The musical opens at 4 a.m. on a cold winter morning. One by one the below-stairs staff wake up and start to sing Below stairs, sleepily at first but then with spirit when Mr Town, the butler, arrives. Ladies maid Lucy is clearly not keen on being ordered about and to herself sings Nobody is better than me.

Now we’re in the park, where some suffragettes put over their views with the rousing Votes for women. The same day, PC Tom Snodgrasse serenades an apparently resistant Lucy with My girl.

As second-in-command to Mr Town, cook Doris Lovegrove displays her self-assurance with I am a very fine cook, a song shared by the chorus. Next, at a dance, we hear a waltz in the background.

Back below stairs, butler Mr Town explains his view of the social set-up by singing Order in our lives, aided by the chorus.

Masquerading as an American lady of means, Lucy has an assignation with an equally misleading character, Edward, and they sing the duet Would you like to take a little walk with me. As Edward leaves, Lucy’s other suitor Tom arrives and tells how in his youth he had a narrow escape when he met the girl’s mother for High tea.

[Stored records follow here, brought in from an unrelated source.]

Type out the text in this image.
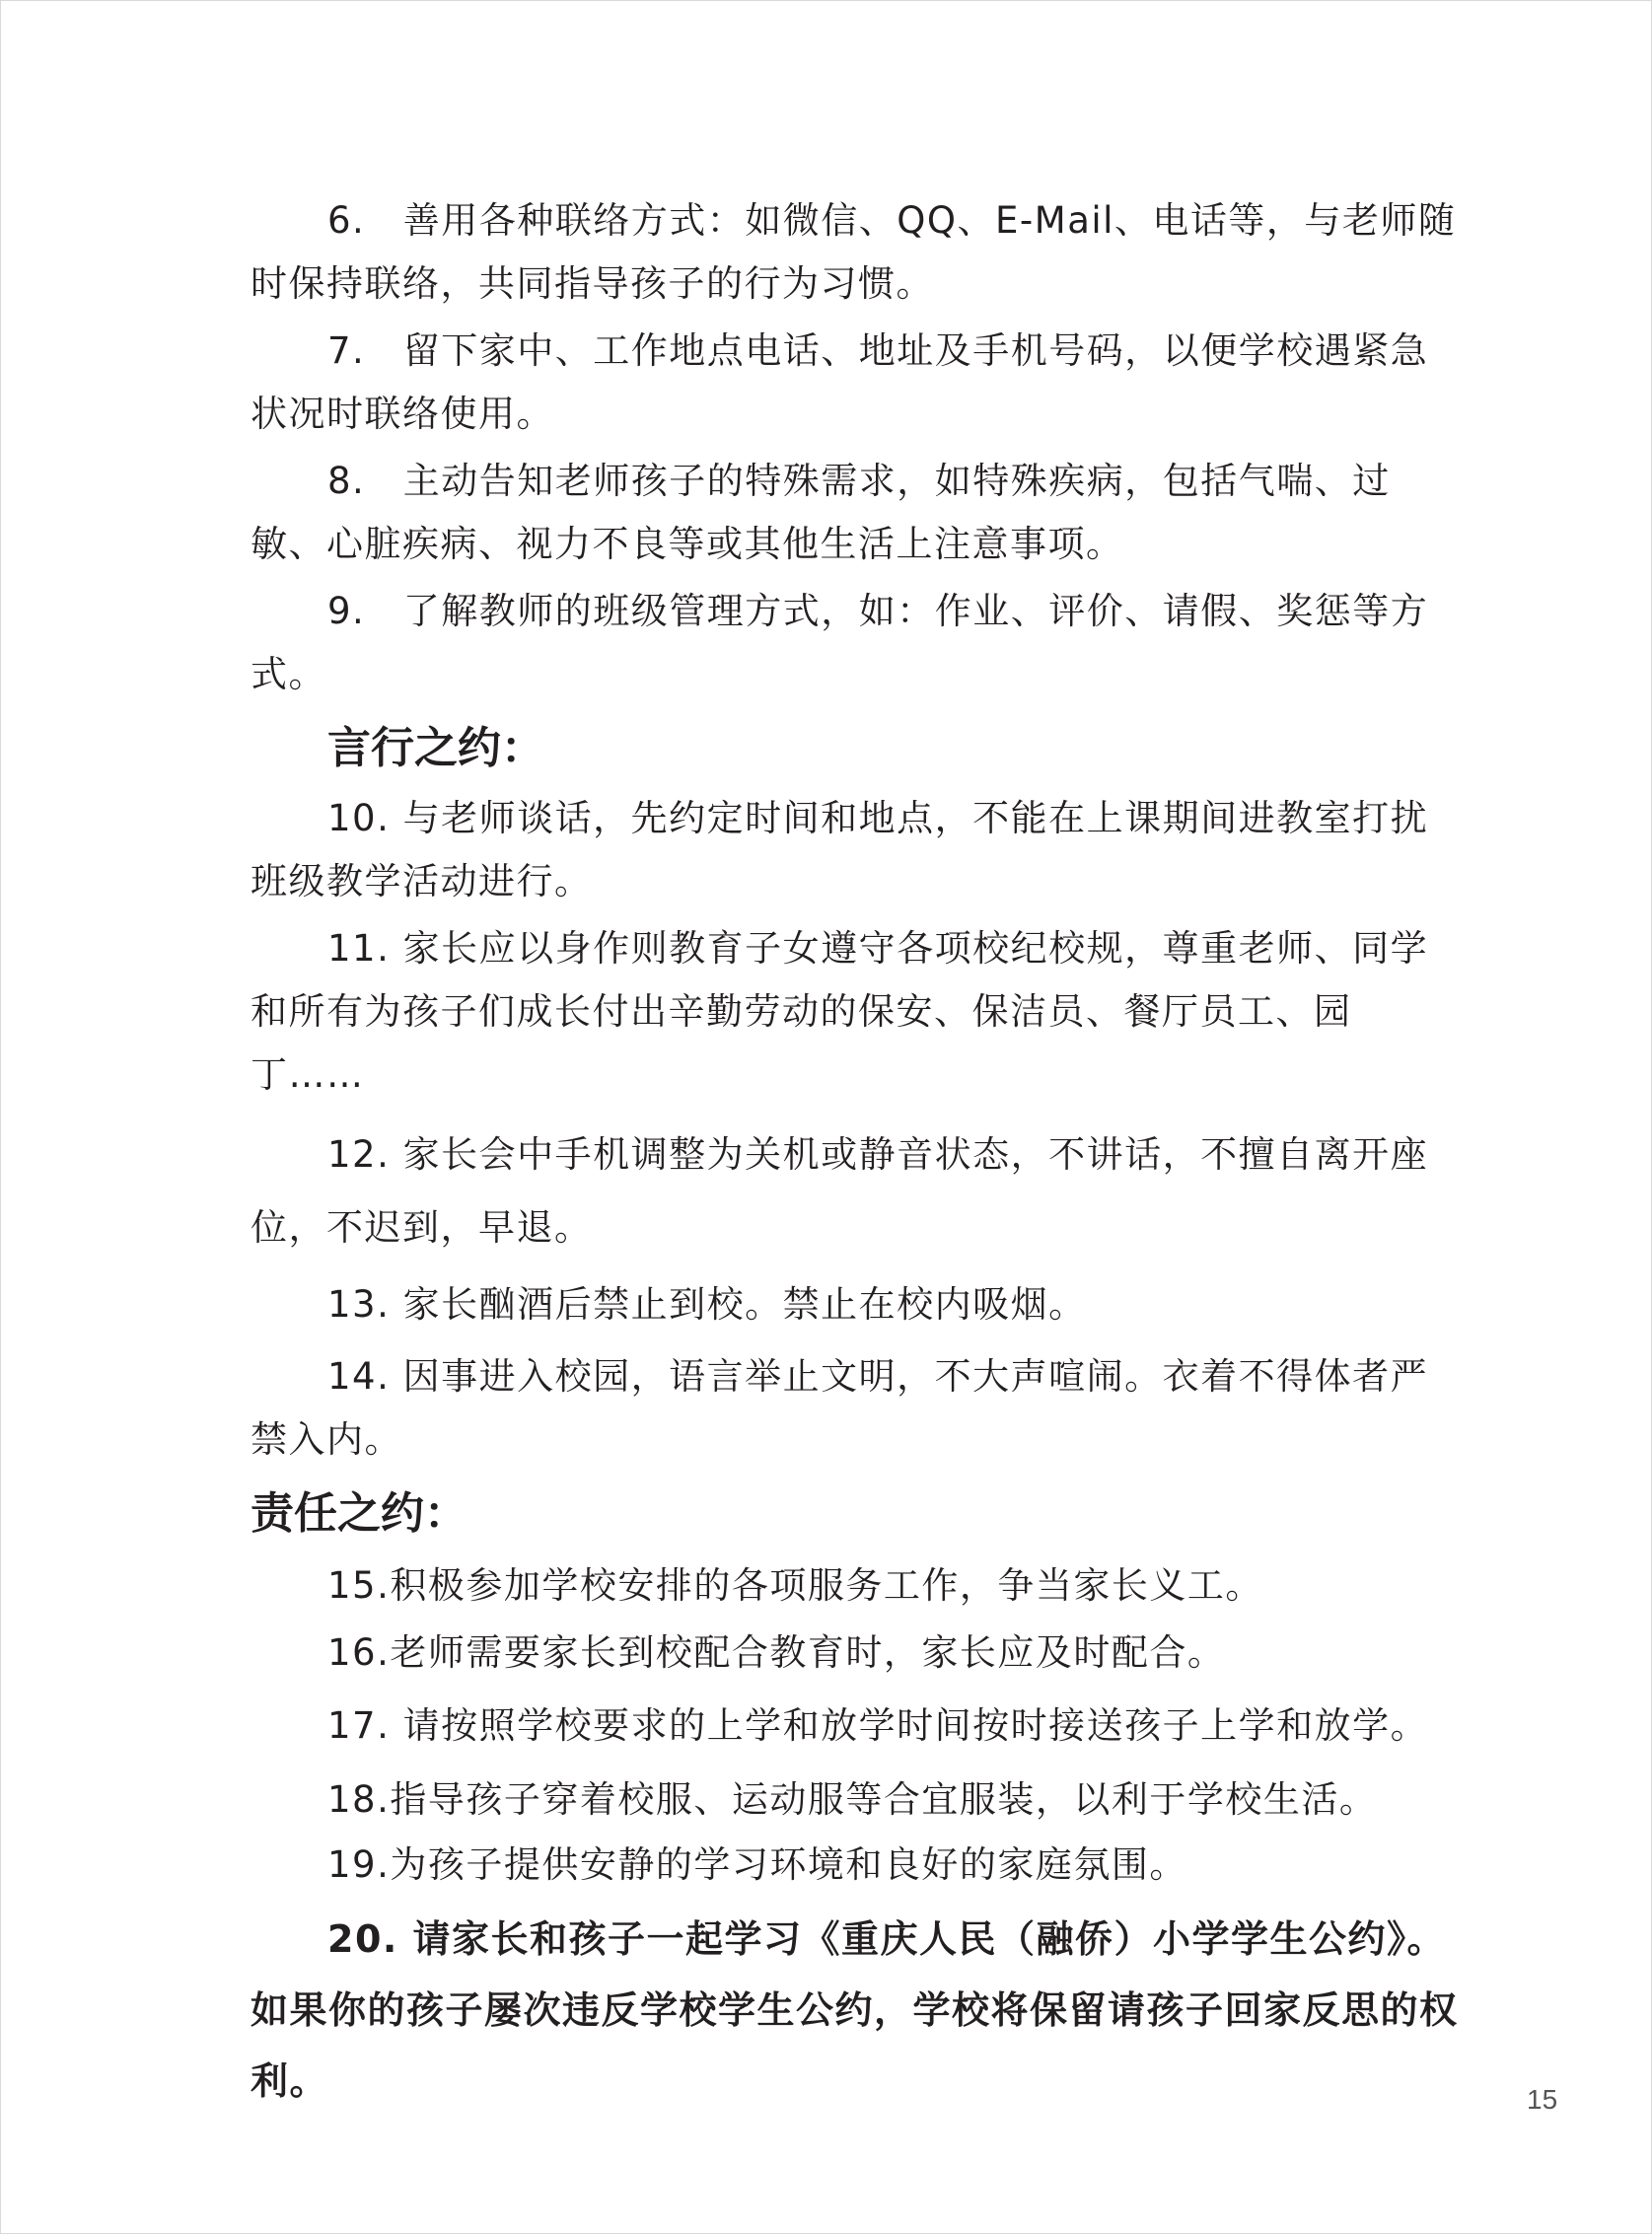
6.　善用各种联络方式：如微信、QQ、E-Mail、电话等，与老师随时保持联络，共同指导孩子的行为习惯。

7.　留下家中、工作地点电话、地址及手机号码，以便学校遇紧急状况时联络使用。

8.　主动告知老师孩子的特殊需求，如特殊疾病，包括气喘、过敏、心脏疾病、视力不良等或其他生活上注意事项。

9.　了解教师的班级管理方式，如：作业、评价、请假、奖惩等方式。

言行之约：

10. 与老师谈话，先约定时间和地点，不能在上课期间进教室打扰班级教学活动进行。

11. 家长应以身作则教育子女遵守各项校纪校规，尊重老师、同学和所有为孩子们成长付出辛勤劳动的保安、保洁员、餐厅员工、园丁……

12. 家长会中手机调整为关机或静音状态，不讲话，不擅自离开座位，不迟到，早退。

13. 家长酗酒后禁止到校。禁止在校内吸烟。

14. 因事进入校园，语言举止文明，不大声喧闹。衣着不得体者严禁入内。

责任之约：

15.积极参加学校安排的各项服务工作，争当家长义工。

16.老师需要家长到校配合教育时，家长应及时配合。

17. 请按照学校要求的上学和放学时间按时接送孩子上学和放学。

18.指导孩子穿着校服、运动服等合宜服装，以利于学校生活。

19.为孩子提供安静的学习环境和良好的家庭氛围。

20. 请家长和孩子一起学习《重庆人民（融侨）小学学生公约》。如果你的孩子屡次违反学校学生公约，学校将保留请孩子回家反思的权利。	15
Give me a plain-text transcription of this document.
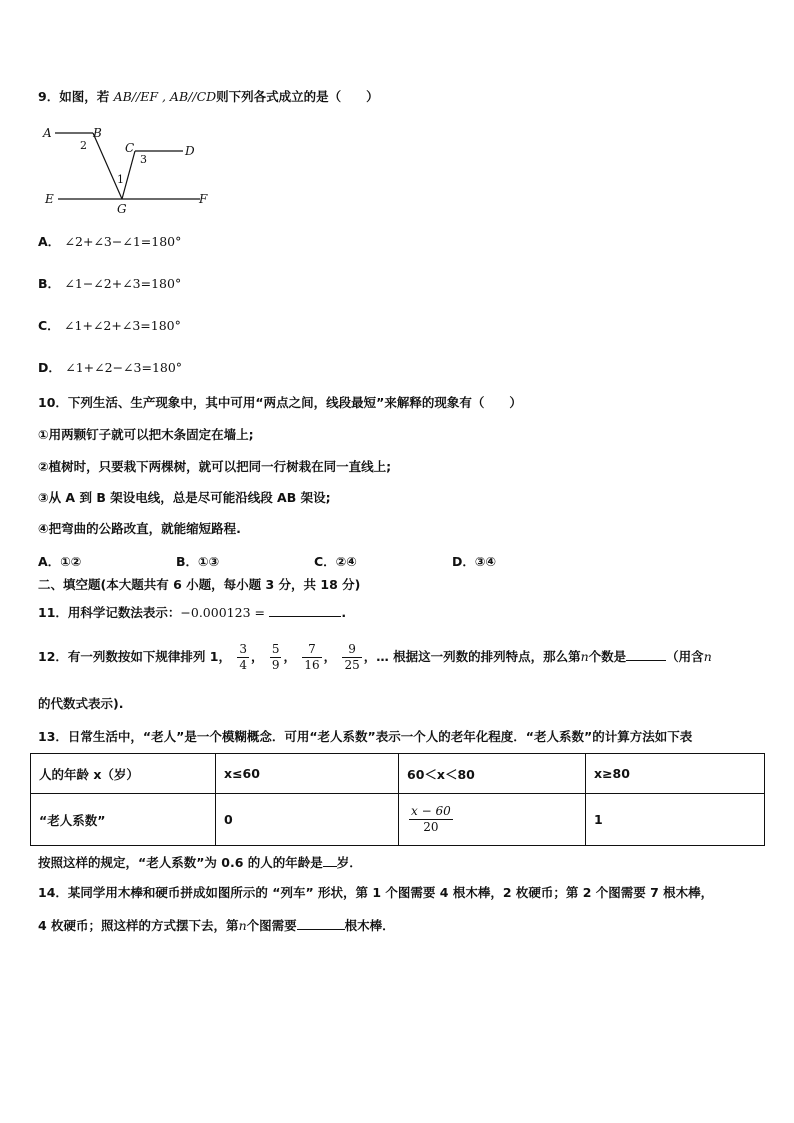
9．如图，若 AB//EF , AB//CD则下列各式成立的是（　　）
A	B
C	D
E
G
F
2
3
1
A． ∠2+∠3−∠1=180°
B． ∠1−∠2+∠3=180°
C． ∠1+∠2+∠3=180°
D． ∠1+∠2−∠3=180°
10．下列生活、生产现象中，其中可用“两点之间，线段最短”来解释的现象有（　　）
①用两颗钉子就可以把木条固定在墙上;
②植树时，只要栽下两棵树，就可以把同一行树栽在同一直线上;
③从 A 到 B 架设电线，总是尽可能沿线段 AB 架设;
④把弯曲的公路改直，就能缩短路程.
A．①②	B．①③	C．②④	D．③④
二、填空题(本大题共有 6 小题，每小题 3 分，共 18 分)
11．用科学记数法表示：−0.000123 =	.
12．有一列数按如下规律排列 1， $\frac{3}{4}$ ， $\frac{5}{9}$ ， $\frac{7}{16}$ ， $\frac{9}{25}$ ，… 根据这一列数的排列特点，那么第n个数是	（用含n
的代数式表示).
13．日常生活中，“老人”是一个模糊概念．可用“老人系数”表示一个人的老年化程度．“老人系数”的计算方法如下表
人的年龄 x（岁）	x≤60	60＜x＜80	x≥80
“老人系数”	0	$\frac{x - 60}{20}$	1
按照这样的规定，“老人系数”为 0.6 的人的年龄是 岁．
14．某同学用木棒和硬币拼成如图所示的 “列车” 形状，第 1 个图需要 4 根木棒，2 枚硬币；第 2 个图需要 7 根木棒，
4 枚硬币；照这样的方式摆下去，第n个图需要	根木棒．
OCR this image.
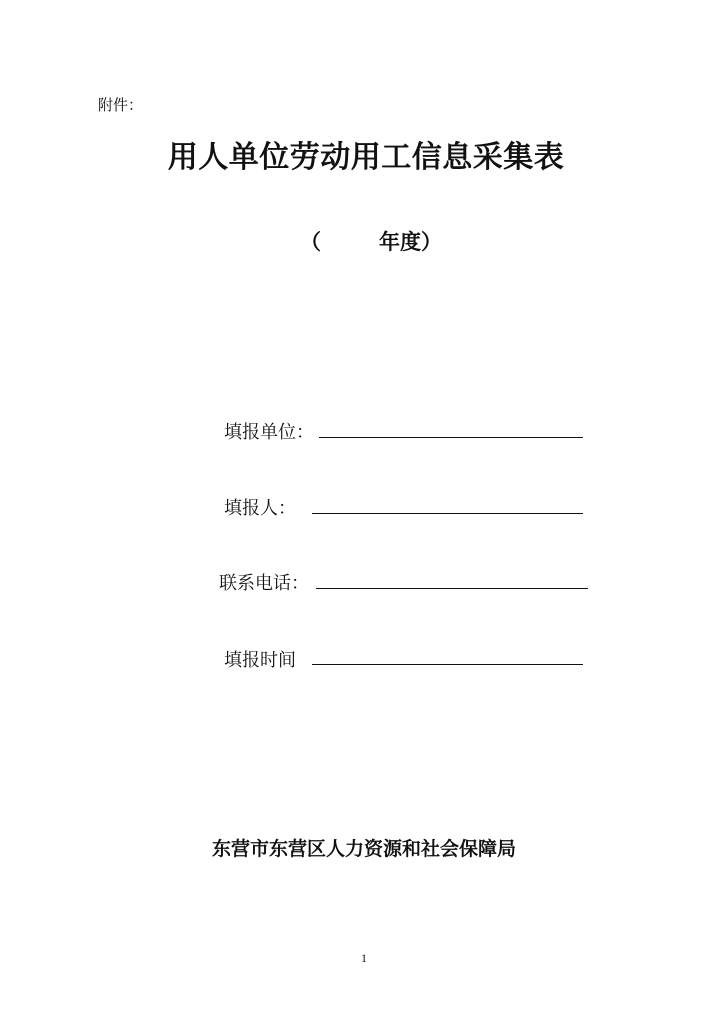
附件：
用人单位劳动用工信息采集表
（	年度）
填报单位：
填报人：
联系电话：
填报时间
东营市东营区人力资源和社会保障局
1
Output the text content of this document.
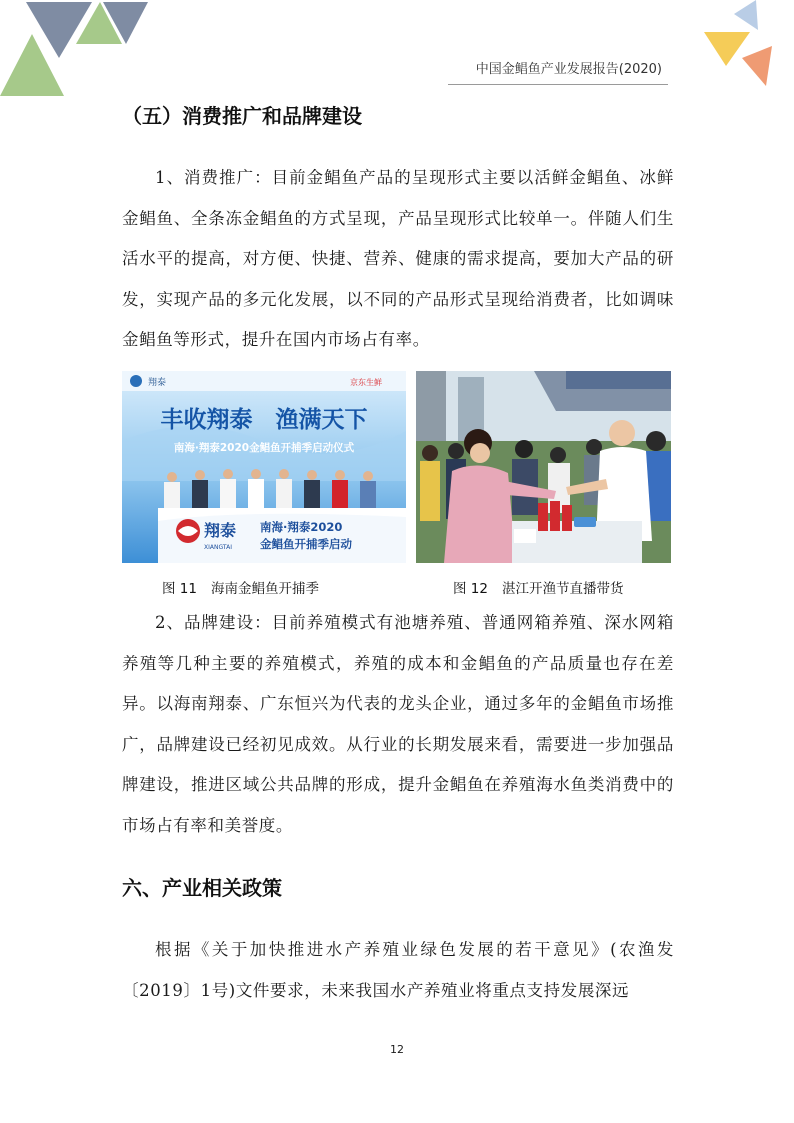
中国金鲳鱼产业发展报告(2020)
（五）消费推广和品牌建设

1、消费推广：目前金鲳鱼产品的呈现形式主要以活鲜金鲳鱼、冰鲜金鲳鱼、全条冻金鲳鱼的方式呈现，产品呈现形式比较单一。伴随人们生活水平的提高，对方便、快捷、营养、健康的需求提高，要加大产品的研发，实现产品的多元化发展，以不同的产品形式呈现给消费者，比如调味金鲳鱼等形式，提升在国内市场占有率。

翔泰	京东生鲜
丰收翔泰　渔满天下
南海·翔泰2020金鲳鱼开捕季启动仪式
翔泰
XIANGTAI
南海·翔泰2020
金鲳鱼开捕季启动
图 11 海南金鲳鱼开捕季	图 12 湛江开渔节直播带货

2、品牌建设：目前养殖模式有池塘养殖、普通网箱养殖、深水网箱养殖等几种主要的养殖模式，养殖的成本和金鲳鱼的产品质量也存在差异。以海南翔泰、广东恒兴为代表的龙头企业，通过多年的金鲳鱼市场推广，品牌建设已经初见成效。从行业的长期发展来看，需要进一步加强品牌建设，推进区域公共品牌的形成，提升金鲳鱼在养殖海水鱼类消费中的市场占有率和美誉度。

六、产业相关政策

根据《关于加快推进水产养殖业绿色发展的若干意见》(农渔发〔2019〕1号)文件要求，未来我国水产养殖业将重点支持发展深远

12
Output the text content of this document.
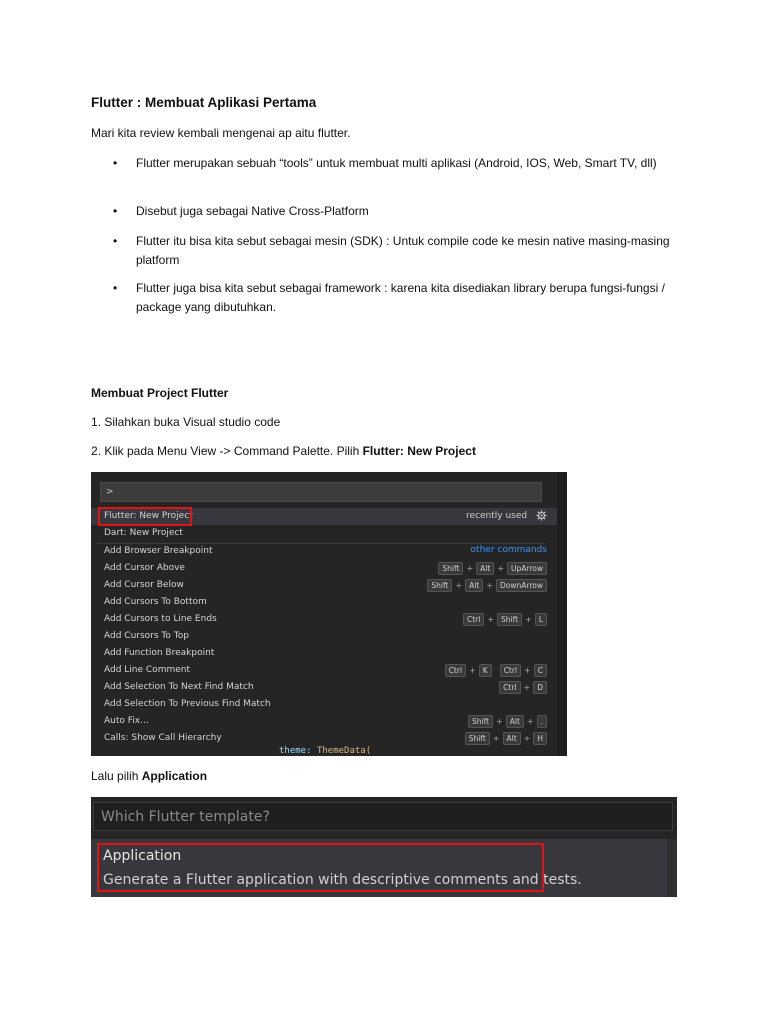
Flutter : Membuat Aplikasi Pertama
Mari kita review kembali mengenai ap aitu flutter.
•	Flutter merupakan sebuah “tools” untuk membuat multi aplikasi (Android, IOS, Web, Smart TV, dll)
•	Disebut juga sebagai Native Cross-Platform
•	Flutter itu bisa kita sebut sebagai mesin (SDK) : Untuk compile code ke mesin native masing-masing platform
•	Flutter juga bisa kita sebut sebagai framework : karena kita disediakan library berupa fungsi-fungsi / package yang dibutuhkan.
Membuat Project Flutter
1. Silahkan buka Visual studio code
2. Klik pada Menu View -> Command Palette. Pilih Flutter: New Project
>
Flutter: New Project	recently used
Dart: New Project
Add Browser Breakpoint	other commands
Add Cursor Above	Shift + Alt + UpArrow
Add Cursor Below	Shift + Alt + DownArrow
Add Cursors To Bottom
Add Cursors to Line Ends	Ctrl + Shift + L
Add Cursors To Top
Add Function Breakpoint
Add Line Comment	Ctrl + K Ctrl + C
Add Selection To Next Find Match	Ctrl + D
Add Selection To Previous Find Match
Auto Fix...	Shift + Alt + .
Calls: Show Call Hierarchy	Shift + Alt + H
theme: ThemeData(
Lalu pilih Application
Which Flutter template?
Application
Generate a Flutter application with descriptive comments and tests.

Meanwhile, still determined to rise above her station, Lucy applies for a job as a chanteuse at the music hall, auditioning with My name is Arlette.

The songs from Act 2

Act 2 starts with a rousing chorus song at the seaside – High days and holidays. And very soon we hear about the unpredictability of love with One brief moment.

Back to the park scene, Lucy and Edward fall out when he refuses to help her after she was dismissed from service. But the tone lightens when Tom, Bert and Fred give vent to their ideas about women’s logic with Ridiculogical.

Having landed a job at the music hall, Lucy begins her career with the cheeky ditty A parlour maid, perhaps drawing on her real-life experiences.

The battlefield at Ypres is the next setting for a song, with Tom on sentry duty reflecting on his feelings for Lucy with the moving When I’m alone at night, sung to a backdrop of WW1 newsreel footage.

Back in Blighty, Lucy goes back to the house to recruit Emily as her maid and naturally crosses swords with the opinionated Mr Town: a defiant duet is the result. The show ends with Lucy singing When our boys come marching home before the rousing Finale.